2021年にはじまったコマツの月面建機の開発。それは、月に長期滞在可能な基地を建設するという、人類の宇宙への夢を実現するためのものです。しかし、過酷な月面環境において、地球上と同じように稼働できる建機を開発することは、決して容易な道ではありません。
現在、月面建機プロジェクトチームは約十名のメンバーで構成されていて、それぞれが専門分野での知識と経験を持っています。
今回は、このプロジェクトに携わり、さまざまな難題に立ち向かおうとする3名に、開発への思いについて聞いてみました。
*左から、ハード担当:堀江、チームマネージャ:杉村、ソフト担当:菊池
*左から、ハード担当:堀江、チームマネージャ:杉村、ソフト担当:菊池
こうして3人の夢とともにはじまった月面建機の開発プロジェクトですが、メンバーは未知の宇宙分野に向かって日々どのような業務を推進しているのでしょうか?
杉村は、「計画に沿ってプロジェクトの一つひとつを着実に進行することが重要です。そのために、ハードウェアとソフトウェアの両面による研究開発を日々行っています」と言います。

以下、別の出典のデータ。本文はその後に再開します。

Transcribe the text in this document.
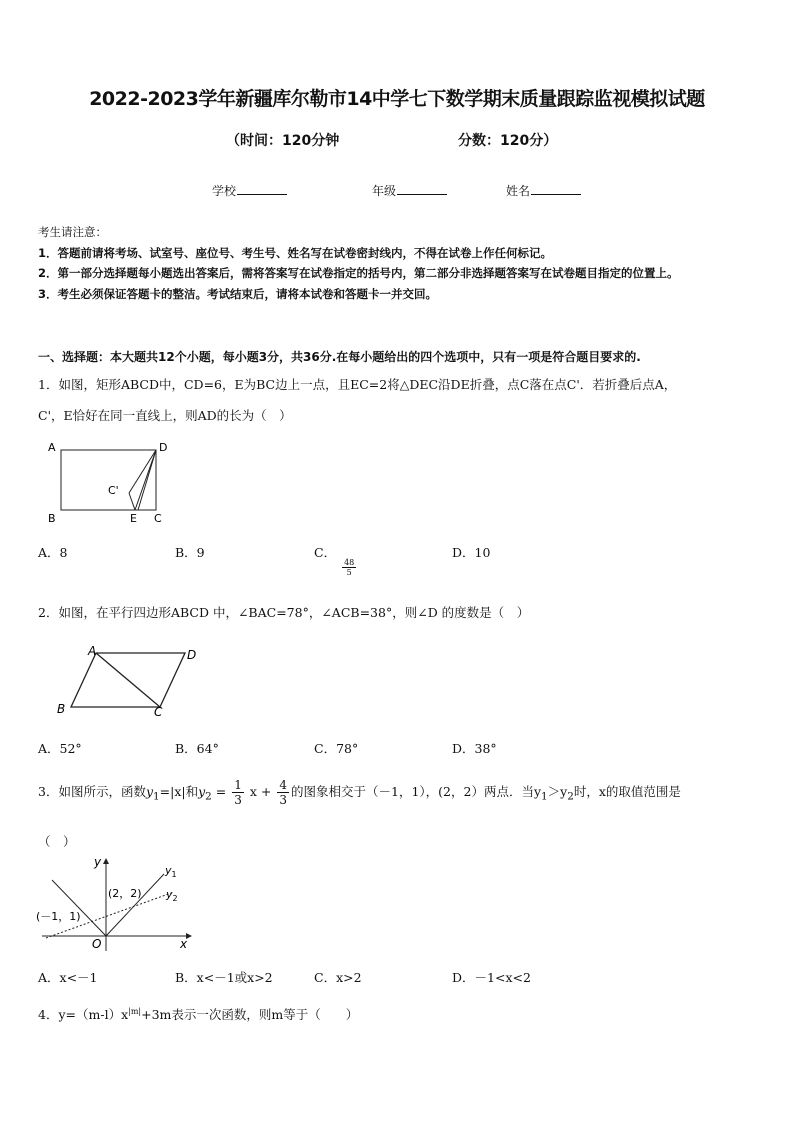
2022-2023学年新疆库尔勒市14中学七下数学期末质量跟踪监视模拟试题
（时间：120分钟	分数：120分）
学校	年级	姓名
考生请注意：
1．答题前请将考场、试室号、座位号、考生号、姓名写在试卷密封线内，不得在试卷上作任何标记。
2．第一部分选择题每小题选出答案后，需将答案写在试卷指定的括号内，第二部分非选择题答案写在试卷题目指定的位置上。
3．考生必须保证答题卡的整洁。考试结束后，请将本试卷和答题卡一并交回。
一、选择题：本大题共12个小题，每小题3分，共36分.在每小题给出的四个选项中，只有一项是符合题目要求的.
1．如图，矩形ABCD中，CD=6，E为BC边上一点，且EC=2将△DEC沿DE折叠，点C落在点C'．若折叠后点A，
C'，E恰好在同一直线上，则AD的长为（　）
A	D
B	E C
C'
A．8	B．9	C．
$\frac{48}{5}$
D．10
2．如图，在平行四边形ABCD 中，∠BAC=78°，∠ACB=38°，则∠D 的度数是（　）
A	D
B	C
A．52°	B．64°	C．78°	D．38°
3．如图所示，函数$y_1=|x|$和$y_2 = \frac{1}{3}$ $x + \frac{4}{3}$ 的图象相交于（－1，1），(2，2）两点．当$y_1>y_2$时，x的取值范围是
（　）
y
x
O
(－1，1)
(2，2)
$y_1$
$y_2$
A．x<－1	B．x<－1或x>2	C．x>2	D．－1<x<2
4．$y=(m-l)x^{|m|}+3m$表示一次函数，则m等于（　　）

(堀江)私は、ハードウェアを担当しています。月面で建機を動かすための課題を抽出して、その対策を探っています。建機は、鉄でできた重い車体を油圧の強力なパワーで動かす製品です。しかし、建機を月に持っていくことを想定すると、質量に伴う輸送費の観点から、アルミニウムやチタン、プラスチックなど、軽い材料の割合を高めなくてはいけないので、とてもチャレンジングです。
動力についても、地上では主にディーゼルエンジンを使用してきましたが、月面ではそうはいきません。宇宙でも比較的容易に得られる太陽光エネルギーを活用する必要があります。
また、バッテリーも、一般的なリチウムイオン電池はそのままでは使えないので、コマツの電動化技術を活かし、次世代電池を活用するなど、さまざまな検討をしています。
(菊池)私は、ソフトウェア担当で、月面での稼働のシミュレーションを行っています。まずは、地上の建機をそのまま月面で動かしたらどうなるかを知ることが、開発の第1歩でした。たとえば、掘削のシミュレーションを行ったところ、ショベルの車体が掘削中に前後に浮いてしまうことが分かりました。地上では、ショベルの重さが地面からの反力をしっかり支えてくれるため、効率的に掘削できますが、月面では重力が地球の6分の1しかないので、ショベルの重さもそれに応じて軽くなってしまいます。
そのため、同じように掘削することが難しくなります。こうした課題もシミュレーションを通じて検証し、月面に適した建機の操作方法や形状の研究を進めています。